Winter Cycling Tips
In Adelaide, we are very fortunate to have mild winters. In many parts of the world training all through winter would be unthinkable, and these Winter cycling tips would be called “Spring/Autumn Riding Tips”. So how do I get through the winter months when it’s a struggle to get out of a warm bed?
Find people to ride with and make it fun…
Organising efforts along the route or mini races when the weather gets worse. Try using small loops and having ‘points races’ or town sign sprints. In other words ride harder for less time. By doing some intervals along the route it allow you to warm up. When descending on straight roads, pedal fast and put some power down to keep your legs and body from freezing from the colder air. However, always be a bit more cautious cornering in the winter months with the reduced grip from wet and slippery roads plus the chance of debris on the roads.
If possible start a little later so you aren’t starting in cold morning temperatures . Apart from anything it’s safer and better for the morale if its light and a bit warmer. Plus extra sleep in winter is beneficial to help the immune system recover from day to day training.
Get Prepped for Winter
Winterise your bike- get yourself some mudguards, they will help in many ways. First they will stop your bike parts wearing prematurely by preventing some of the road spray and grime getting onto your drivetrain. Your riding partners will also thank you for not giving them a face full of the classic Belgian tan (Dirt).
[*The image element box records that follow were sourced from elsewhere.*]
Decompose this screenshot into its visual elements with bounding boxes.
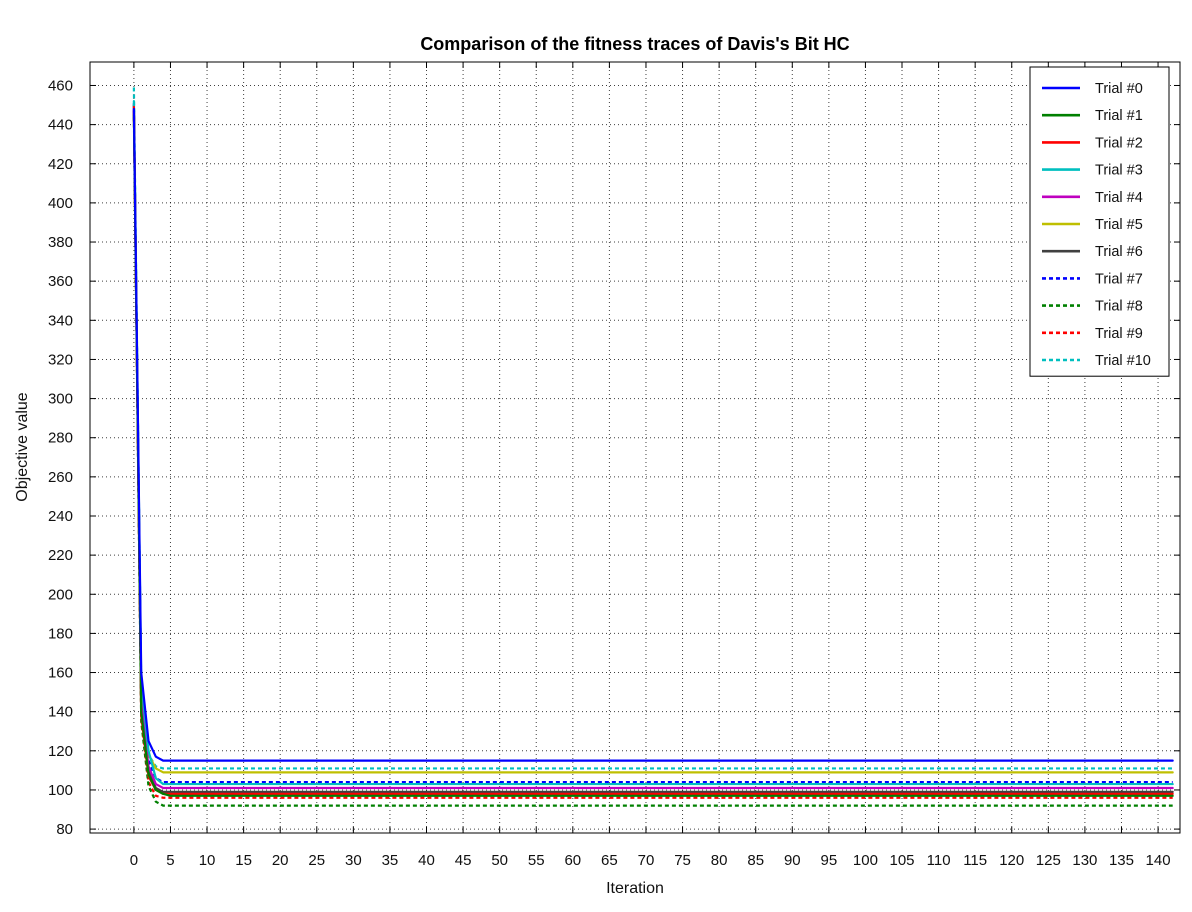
x-tick-label: 65 xyxy=(601,852,618,869)
x-tick-label: 35 xyxy=(382,852,399,869)
y-tick-label: 280 xyxy=(48,430,73,447)
y-tick-label: 120 xyxy=(48,743,73,760)
x-tick-label: 140 xyxy=(1146,852,1171,869)
y-tick-label: 300 xyxy=(48,391,73,408)
y-tick-label: 380 xyxy=(48,234,73,251)
series-line-trial-0 xyxy=(132,107,1174,762)
legend-label-trial-3: Trial #3 xyxy=(1095,163,1143,179)
x-tick-label: 70 xyxy=(638,852,655,869)
legend-label-trial-5: Trial #5 xyxy=(1095,217,1143,233)
y-tick-label: 220 xyxy=(48,547,73,564)
legend-label-trial-7: Trial #7 xyxy=(1095,271,1143,287)
y-tick-label: 340 xyxy=(48,312,73,329)
x-tick-label: 30 xyxy=(345,852,362,869)
y-tick-label: 240 xyxy=(48,508,73,525)
y-axis-label: Objective value xyxy=(14,392,31,501)
y-tick-label: 260 xyxy=(48,469,73,486)
y-tick-label: 140 xyxy=(48,704,73,721)
y-tick-label: 160 xyxy=(48,665,73,682)
y-tick-label: 100 xyxy=(48,782,73,799)
y-tick-label: 360 xyxy=(48,273,73,290)
series-layer xyxy=(132,87,1174,807)
y-tick-label: 400 xyxy=(48,195,73,212)
x-tick-label: 75 xyxy=(674,852,691,869)
x-tick-label: 60 xyxy=(564,852,581,869)
legend: Trial #0 Trial #1 Trial #2 Trial #3 Trial #4… xyxy=(1029,66,1170,377)
y-tick-label: 80 xyxy=(56,821,73,838)
series-line-trial-9 xyxy=(132,110,1173,799)
legend-label-trial-4: Trial #4 xyxy=(1095,190,1143,206)
x-tick-label: 100 xyxy=(853,852,878,869)
x-tick-label: 90 xyxy=(784,852,801,869)
y-tick-label: 460 xyxy=(48,77,73,94)
x-tick-label: 110 xyxy=(927,852,951,869)
legend-label-trial-0: Trial #0 xyxy=(1095,81,1143,97)
x-tick-label: 50 xyxy=(491,852,508,869)
legend-label-trial-1: Trial #1 xyxy=(1095,108,1143,124)
x-tick-label: 20 xyxy=(272,852,289,869)
x-tick-label: 25 xyxy=(308,852,325,869)
x-tick-label: 130 xyxy=(1072,852,1097,869)
x-tick-label: 125 xyxy=(1036,852,1061,869)
legend-label-trial-2: Trial #2 xyxy=(1095,135,1143,151)
x-tick-label: 55 xyxy=(528,852,545,869)
tick-layer: 0 5 10 15 20 25 30 35 40 45 50 55 60 65 70 75 80 85 90 95 10… xyxy=(48,62,1180,869)
series-line-trial-1 xyxy=(132,113,1174,797)
plot-frame xyxy=(89,61,1181,834)
x-tick-label: 85 xyxy=(747,852,764,869)
y-tick-label: 180 xyxy=(48,625,73,642)
x-tick-label: 5 xyxy=(166,852,174,869)
y-tick-label: 320 xyxy=(48,351,73,368)
grid-layer xyxy=(90,62,1180,833)
x-tick-label: 135 xyxy=(1109,852,1134,869)
x-tick-label: 10 xyxy=(199,852,216,869)
x-tick-label: 115 xyxy=(963,852,987,869)
y-tick-label: 420 xyxy=(48,156,73,173)
x-tick-label: 45 xyxy=(455,852,472,869)
x-tick-label: 105 xyxy=(889,852,914,869)
legend-box xyxy=(1029,66,1170,377)
legend-label-trial-10: Trial #10 xyxy=(1095,353,1151,369)
x-tick-label: 40 xyxy=(418,852,435,869)
x-axis-label: Iteration xyxy=(606,880,664,897)
x-tick-label: 0 xyxy=(130,852,138,869)
legend-label-trial-8: Trial #8 xyxy=(1095,299,1143,315)
x-tick-label: 95 xyxy=(821,852,838,869)
y-tick-label: 440 xyxy=(48,117,73,134)
legend-label-trial-9: Trial #9 xyxy=(1095,326,1143,342)
x-tick-label: 80 xyxy=(711,852,728,869)
x-tick-label: 15 xyxy=(235,852,252,869)
x-tick-label: 120 xyxy=(999,852,1024,869)
y-tick-label: 200 xyxy=(48,586,73,603)
legend-label-trial-6: Trial #6 xyxy=(1095,244,1143,260)
chart-title: Comparison of the fitness traces of Davi… xyxy=(420,34,849,54)
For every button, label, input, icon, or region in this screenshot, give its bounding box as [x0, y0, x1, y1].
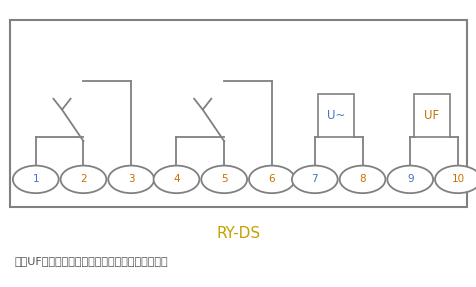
Circle shape	[108, 166, 154, 193]
Text: 7: 7	[311, 174, 317, 184]
Text: UF: UF	[423, 109, 438, 122]
Circle shape	[153, 166, 199, 193]
Text: 6: 6	[268, 174, 275, 184]
FancyBboxPatch shape	[318, 94, 353, 137]
Circle shape	[60, 166, 106, 193]
Circle shape	[248, 166, 294, 193]
Text: 10: 10	[450, 174, 464, 184]
Circle shape	[434, 166, 476, 193]
Text: 注：UF为继电器辅助电源，使用时必需长期带电。: 注：UF为继电器辅助电源，使用时必需长期带电。	[14, 256, 168, 266]
Text: RY-DS: RY-DS	[216, 226, 260, 241]
Circle shape	[13, 166, 59, 193]
Circle shape	[201, 166, 247, 193]
Text: 2: 2	[80, 174, 87, 184]
Text: 9: 9	[406, 174, 413, 184]
FancyBboxPatch shape	[413, 94, 448, 137]
Text: 3: 3	[128, 174, 134, 184]
FancyBboxPatch shape	[10, 20, 466, 207]
Circle shape	[339, 166, 385, 193]
Text: 1: 1	[32, 174, 39, 184]
Text: 5: 5	[220, 174, 227, 184]
Text: 4: 4	[173, 174, 179, 184]
Text: 8: 8	[358, 174, 365, 184]
Text: U~: U~	[327, 109, 345, 122]
Circle shape	[291, 166, 337, 193]
Circle shape	[387, 166, 432, 193]
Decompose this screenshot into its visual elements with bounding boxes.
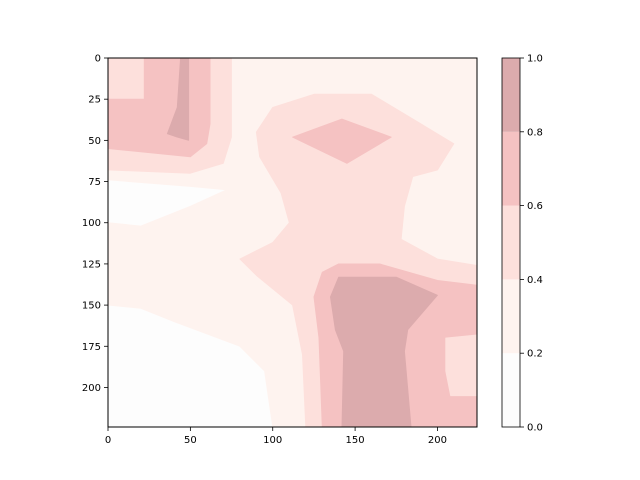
colorbar-frame xyxy=(501,57,521,428)
colorbar-band-1 xyxy=(502,279,520,354)
colorbar-tick-label: 0.6 xyxy=(527,201,543,212)
colorbar-band-0 xyxy=(502,353,520,427)
y-axis: 0 25 50 75 100 125 150 175 200 xyxy=(82,54,108,394)
x-tick-label: 50 xyxy=(184,435,197,446)
x-tick-label: 0 xyxy=(105,435,111,446)
colorbar-band-4 xyxy=(502,58,520,132)
contour-regions xyxy=(108,58,477,427)
x-tick-label: 150 xyxy=(346,435,365,446)
contour-region-7 xyxy=(445,334,477,397)
colorbar-tick-label: 0.4 xyxy=(527,275,543,286)
colorbar-band-2 xyxy=(502,205,520,280)
contour-region-3 xyxy=(166,58,190,141)
colorbar-band-3 xyxy=(502,131,520,206)
y-tick-label: 25 xyxy=(88,95,101,106)
x-axis: 0 50 100 150 200 xyxy=(105,427,447,446)
colorbar: 0.0 0.2 0.4 0.6 0.8 1.0 xyxy=(501,54,543,434)
y-tick-label: 100 xyxy=(82,218,101,229)
contour-region-5 xyxy=(292,118,392,164)
colorbar-tick-label: 0.8 xyxy=(527,127,543,138)
y-tick-label: 175 xyxy=(82,342,101,353)
contour-region-8 xyxy=(329,276,438,427)
x-tick-label: 100 xyxy=(263,435,282,446)
x-tick-label: 200 xyxy=(428,435,447,446)
colorbar-tick-label: 0.2 xyxy=(527,349,543,360)
y-tick-label: 125 xyxy=(82,259,101,270)
y-tick-label: 150 xyxy=(82,301,101,312)
y-tick-label: 75 xyxy=(88,177,101,188)
y-tick-label: 0 xyxy=(95,54,101,65)
y-tick-label: 200 xyxy=(82,383,101,394)
colorbar-tick-label: 0.0 xyxy=(527,423,543,434)
colorbar-tick-label: 1.0 xyxy=(527,54,543,65)
y-tick-label: 50 xyxy=(88,136,101,147)
plot-frame xyxy=(107,57,478,428)
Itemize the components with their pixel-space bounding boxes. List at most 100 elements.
They will also prevent you from getting your feet/ legs and back soaked with cold dirty water from the roads, which will help keep you warmer and comfortable for longer. Even the small “Ass-savers” can make a noticeable difference.
Get some winter tyres- nobody likes getting a puncture, but in winter they can be a whole lot worse. You don’t want to be stuck on the side of the road in a downpour fiddling around fixing tyres in the cold or wet. Run a slightly lower tyre pressure (around 80 PSI) to give yourself some better grip on the road surface. I’d personally recommend the Specialized Roubaix Pro or Continental GP 4000s for good puncture resistance without sacrificing grip.
Invest in some good lights for when the weather is inclement. If it’s darker or raining you should always be using lights and making yourself as visible as possible to not put yourself at risk. You can get quality rechargeable tail-lights which will last even your longest rides for less than $100AUD , so there’s really no reason not to.
If you don’t like riding outdoors invest in a good trainer. I’m a big fan of the new direct-mount trainers that allow you to directly attach your bike with the removal of your rear wheel. They have much better power transfer, resistance and don’t suffer from slip and tyre wear which are common complaints with wheel or rim based trainers. Many brands have their own models now and some even have electronic/ computer based software for interactive workouts when paired with software as Zwift. This will allow you to get some quality training done even on the foulest of days.